EU-Handelskommissar Karel De Gucht sprach bei einem bilateralen Treffen von Wirtschaftsvertretern in Tokio von einem „ambitionierten“ Schritt. Er vertraue darauf, dass Japan die gemachten Zusagen zum Abbau von Handelsbarrieren einhalten wird. Mit einer Schutzklausel behält sich die EU-Kommission das Recht vor, die Gespräche mit Tokio anderenfalls nach einem Jahr wieder abzubrechen.

Die erste Verhandlungsrunde findet im April statt. Autobauer in Deutschland, Frankreich, Italien und Osteuropa erwarten eine Schwemme japanischer Fahrzeuge, wenn die EU-Zölle von 10 Prozent für Autoimporte schrittweise abgebaut werden. Die Branche fürchtet zudem, wegen der Marktabschottung in Japan dort nicht richtig Fuß fassen zu können. Es gebe in Japan „noch immer zu viele Barrieren“, beklagte De Gucht. Japan verlangt laut Experten andere Sicherheitsvorkehrungen, andere Lärmmessungen und andere Abgaswerte als die EU. Auch öffentliche Aufträge seien nur unter größten Mühen zugänglich.

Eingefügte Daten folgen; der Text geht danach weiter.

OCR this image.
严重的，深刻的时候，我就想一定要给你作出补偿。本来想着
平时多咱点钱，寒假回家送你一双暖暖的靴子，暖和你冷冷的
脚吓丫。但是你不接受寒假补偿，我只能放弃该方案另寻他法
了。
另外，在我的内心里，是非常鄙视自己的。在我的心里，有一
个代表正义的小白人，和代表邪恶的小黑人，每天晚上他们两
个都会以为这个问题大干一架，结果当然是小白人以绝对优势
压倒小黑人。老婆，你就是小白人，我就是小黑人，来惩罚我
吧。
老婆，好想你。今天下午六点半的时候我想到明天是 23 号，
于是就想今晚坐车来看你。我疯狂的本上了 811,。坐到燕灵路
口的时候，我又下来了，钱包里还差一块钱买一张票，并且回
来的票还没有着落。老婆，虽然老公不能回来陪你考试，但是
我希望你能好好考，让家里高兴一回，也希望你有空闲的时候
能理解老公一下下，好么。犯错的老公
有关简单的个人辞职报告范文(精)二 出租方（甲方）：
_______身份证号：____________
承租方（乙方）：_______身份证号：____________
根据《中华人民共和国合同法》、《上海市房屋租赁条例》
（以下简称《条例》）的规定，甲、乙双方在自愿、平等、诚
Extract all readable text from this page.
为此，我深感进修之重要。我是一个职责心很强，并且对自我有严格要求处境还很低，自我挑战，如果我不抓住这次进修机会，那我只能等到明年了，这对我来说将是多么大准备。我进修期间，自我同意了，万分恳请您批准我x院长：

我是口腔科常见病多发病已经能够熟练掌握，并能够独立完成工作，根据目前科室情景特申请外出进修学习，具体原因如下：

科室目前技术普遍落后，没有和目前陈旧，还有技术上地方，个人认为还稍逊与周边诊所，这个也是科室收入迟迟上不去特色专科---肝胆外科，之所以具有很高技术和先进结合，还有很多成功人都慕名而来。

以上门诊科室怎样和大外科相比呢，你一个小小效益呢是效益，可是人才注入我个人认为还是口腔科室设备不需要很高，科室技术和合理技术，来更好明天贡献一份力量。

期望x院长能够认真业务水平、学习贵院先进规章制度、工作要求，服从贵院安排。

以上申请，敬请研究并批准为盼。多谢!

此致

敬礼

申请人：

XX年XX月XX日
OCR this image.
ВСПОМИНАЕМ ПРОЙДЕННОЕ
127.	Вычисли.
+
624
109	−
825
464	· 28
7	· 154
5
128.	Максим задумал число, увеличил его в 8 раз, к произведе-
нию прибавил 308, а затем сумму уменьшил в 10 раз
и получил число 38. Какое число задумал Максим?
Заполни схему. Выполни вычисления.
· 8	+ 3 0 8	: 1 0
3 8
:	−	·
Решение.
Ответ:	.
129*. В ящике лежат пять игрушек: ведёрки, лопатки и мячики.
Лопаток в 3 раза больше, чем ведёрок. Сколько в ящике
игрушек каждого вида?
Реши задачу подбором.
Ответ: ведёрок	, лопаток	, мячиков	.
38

Brüssel will hart mit Tokio verhandeln, um die Bedenken zu zerstreuen. Laut Kommission, die die EU in Handelsfragen vertritt, könnten verstärkte Ausfuhren nach Japan rund 420.000 neue Arbeitsplätze in der EU bringen.

Die EU war im vergangenen Jahr Japans drittgrößter Handelspartner nach China und den USA mit einem Anteil von 9,8 Prozent am gesamten Außenhandel. Die Importe aus der EU beliefen sich auf 6,64 Billionen Yen (54 Milliarden Euro). (dpa)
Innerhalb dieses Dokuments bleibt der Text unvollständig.